I finally outgrew my hatred of slacks when I was about twelve years old, and my grandmother and I moved on to a new frontier in hemming. By some logic that I never quite understood, my grandmother believed that while skirts should be long, pants should be short. It took several pairs of slacks that bared my ankles before I recognized the system and asked for them to be at least two inches longer than I actually wanted.


Nancy Kricorian

Cookie Tin Full of Buttons

Vintage Buttons


When my grandmother first arrived in the United States as an immigrant bride, she worked sewing buttons on shirts for a local manufacturer. In the bottom drawer of her bureau there was a dented cookie tin filled with buttons. Some of them dated from her time at the shirt factory, and the rest she had saved slowly over the years. When a shirt was torn beyond repair or frayed beyond wearing, she snipped off the buttons and added them to the tin. I spent hours playing with the buttons, sorting them by color and arranging them into patterns and shapes.

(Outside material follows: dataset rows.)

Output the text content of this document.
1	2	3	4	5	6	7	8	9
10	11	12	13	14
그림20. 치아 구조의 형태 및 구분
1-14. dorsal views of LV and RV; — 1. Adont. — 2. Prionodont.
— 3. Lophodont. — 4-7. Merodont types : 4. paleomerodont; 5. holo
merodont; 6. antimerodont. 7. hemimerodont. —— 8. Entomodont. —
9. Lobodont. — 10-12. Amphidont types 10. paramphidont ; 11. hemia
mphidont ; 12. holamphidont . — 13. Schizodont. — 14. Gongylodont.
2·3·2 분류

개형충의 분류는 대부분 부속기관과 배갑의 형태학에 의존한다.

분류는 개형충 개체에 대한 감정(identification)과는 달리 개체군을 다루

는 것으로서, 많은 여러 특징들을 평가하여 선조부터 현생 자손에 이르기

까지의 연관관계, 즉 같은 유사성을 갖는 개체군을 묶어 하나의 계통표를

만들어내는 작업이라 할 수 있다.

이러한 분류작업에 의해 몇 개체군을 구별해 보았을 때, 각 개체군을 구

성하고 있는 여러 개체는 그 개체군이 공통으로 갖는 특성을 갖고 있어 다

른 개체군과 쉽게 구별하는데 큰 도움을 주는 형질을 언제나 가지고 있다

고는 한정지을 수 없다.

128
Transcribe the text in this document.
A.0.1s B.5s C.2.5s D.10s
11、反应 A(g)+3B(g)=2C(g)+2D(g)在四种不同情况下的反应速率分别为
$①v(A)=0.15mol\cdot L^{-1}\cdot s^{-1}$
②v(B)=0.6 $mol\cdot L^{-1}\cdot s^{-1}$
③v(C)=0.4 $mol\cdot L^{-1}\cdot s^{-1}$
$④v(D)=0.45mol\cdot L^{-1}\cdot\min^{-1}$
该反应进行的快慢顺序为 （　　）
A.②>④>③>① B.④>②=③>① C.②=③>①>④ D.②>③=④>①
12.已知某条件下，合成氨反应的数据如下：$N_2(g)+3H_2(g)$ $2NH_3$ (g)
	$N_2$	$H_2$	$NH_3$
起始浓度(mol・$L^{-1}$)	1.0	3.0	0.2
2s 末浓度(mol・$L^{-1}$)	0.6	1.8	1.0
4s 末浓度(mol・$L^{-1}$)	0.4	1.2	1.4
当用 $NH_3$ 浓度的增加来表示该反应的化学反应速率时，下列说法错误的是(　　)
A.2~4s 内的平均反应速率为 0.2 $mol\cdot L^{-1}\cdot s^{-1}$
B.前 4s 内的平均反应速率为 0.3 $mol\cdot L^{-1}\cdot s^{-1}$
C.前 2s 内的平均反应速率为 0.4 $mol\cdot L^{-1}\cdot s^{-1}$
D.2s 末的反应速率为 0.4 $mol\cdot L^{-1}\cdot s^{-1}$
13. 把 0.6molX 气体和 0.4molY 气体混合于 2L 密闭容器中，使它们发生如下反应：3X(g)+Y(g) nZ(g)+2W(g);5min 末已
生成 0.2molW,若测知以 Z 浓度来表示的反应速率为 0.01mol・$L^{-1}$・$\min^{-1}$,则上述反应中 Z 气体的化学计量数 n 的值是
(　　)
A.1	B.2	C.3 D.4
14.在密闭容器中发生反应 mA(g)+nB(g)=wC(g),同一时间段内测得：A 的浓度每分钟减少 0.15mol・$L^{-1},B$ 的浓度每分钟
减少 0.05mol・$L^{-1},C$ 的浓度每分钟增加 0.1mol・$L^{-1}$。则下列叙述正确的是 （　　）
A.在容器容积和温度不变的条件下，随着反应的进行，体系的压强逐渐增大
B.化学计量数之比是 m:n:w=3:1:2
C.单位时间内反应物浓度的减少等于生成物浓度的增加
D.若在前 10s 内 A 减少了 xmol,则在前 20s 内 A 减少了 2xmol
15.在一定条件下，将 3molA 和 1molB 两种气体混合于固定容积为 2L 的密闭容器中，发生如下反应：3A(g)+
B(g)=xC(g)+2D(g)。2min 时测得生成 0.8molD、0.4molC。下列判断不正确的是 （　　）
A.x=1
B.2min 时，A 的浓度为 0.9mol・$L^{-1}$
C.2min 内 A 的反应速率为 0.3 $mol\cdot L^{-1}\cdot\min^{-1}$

In my third novel, ALL THE LIGHT THERE WAS, Maral Pegorian’s mother is a vest maker who does piecework at home. Like my grandmother, Azniv Pegorian has an old cookie tin filled with buttons. When Maral wants to entertain a little girl she’s babysitting one afternoon, she pulls out the tin. She says, “There were buttons with two holes and those with four, plus metal and leather shank buttons. The colors were varied: shiny gold, red ones, all shades of white and brown, and thin disks made from shimmering mother-of-pearl.” This is a description of my grandmother’s buttons.

My favorite in my grandmother’s collection was a dark brown shank button that had come from an old cloth coat. The button was made of plastic, decorated with silver filigree, and had a green rhinestone in its center. After my grandmother died, I used a safety pin to attach this button to the lapel of a vintage black gabardine jacket that I wore all the time.